University Chancellor Carol Folt is expected to announce the new program at a University Day event celebrating the university’s 225th birthday.
The scholarship initiative will be known as the Blue Sky Scholars program and is getting started with a $5 million gift from UNC alumnus and former president of the UNC System Erskine Bowles. The university has a goal to raise an additional $15 million to support the program.
“Today it is my pleasure to announce the Blue Sky Scholars program to help middle-class families facing the overwhelming burden of college debt. This distinctive program expands Carolina’s commitment to excellent, affordable higher education for the hardworking people in our state,” Folt said in a release. “Thanks to a generous lead gift from Erskine Bowles, we will make the promise of a Carolina education possible for even more students and their families, regardless of their ability to pay.”
This initiative is aimed at complimenting other university efforts and fill a gap in student needs. The university has been growing the Carolina Covenant program in recent years after it was launched in 2003 to guarantee students from low-income families graduate debt free.

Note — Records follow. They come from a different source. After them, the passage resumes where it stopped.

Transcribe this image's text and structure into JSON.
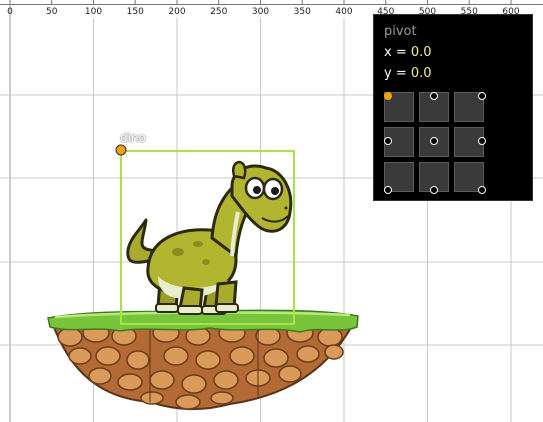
{
  "ruler": {
    "ticks": [
      "0",
      "50",
      "100",
      "150",
      "200",
      "250",
      "300",
      "350",
      "400",
      "450",
      "500",
      "550",
      "600"
    ]
  },
  "sprite": {
    "name": "dino",
    "selection_color": "#a8e34a",
    "anchor_color": "#f2a20c"
  },
  "pivot_panel": {
    "title": "pivot",
    "x_label": "x = ",
    "x_value": "0.0",
    "y_label": "y = ",
    "y_value": "0.0",
    "options": [
      {
        "name": "top-left",
        "selected": true
      },
      {
        "name": "top-center",
        "selected": false
      },
      {
        "name": "top-right",
        "selected": false
      },
      {
        "name": "middle-left",
        "selected": false
      },
      {
        "name": "center",
        "selected": false
      },
      {
        "name": "middle-right",
        "selected": false
      },
      {
        "name": "bottom-left",
        "selected": false
      },
      {
        "name": "bottom-center",
        "selected": false
      },
      {
        "name": "bottom-right",
        "selected": false
      }
    ]
  }
}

Middle-income students will be defined for the purpose of this scholarship as “those whose household incomes average $75,000 per year.” University officials said this group “make up the majority of North Carolinians who receive need-based aid at Carolina.”
There are two middle-income students who are “supported by other forms of institutionally funded aid,” for every low-income student eligible for the Carolina Covenant, according to the university.
Officials estimate that Blue Sky Scholars will graduate with debt of $10,000 or less. The average debt for the graduating class of 2017 was estimated at $22,000, according to the university, which officials said was 22 percent less than the national average.
“Carolina has a rich history of serving the people and state of North Carolina. The Blue Sky Scholars program is designed to serve more North Carolinians,” Bowles said in a release. “We want to recruit more of these promising, middle-income students and set them up to succeed while at Carolina and well beyond graduation. Not only are we helping prepare tomorrow’s leaders, we’ll help them hit the ground running in a modern workforce and without burdensome college debt.”
The gift from Bowles will go toward the university’s $4.25 billion goal for the current fundraising campaign.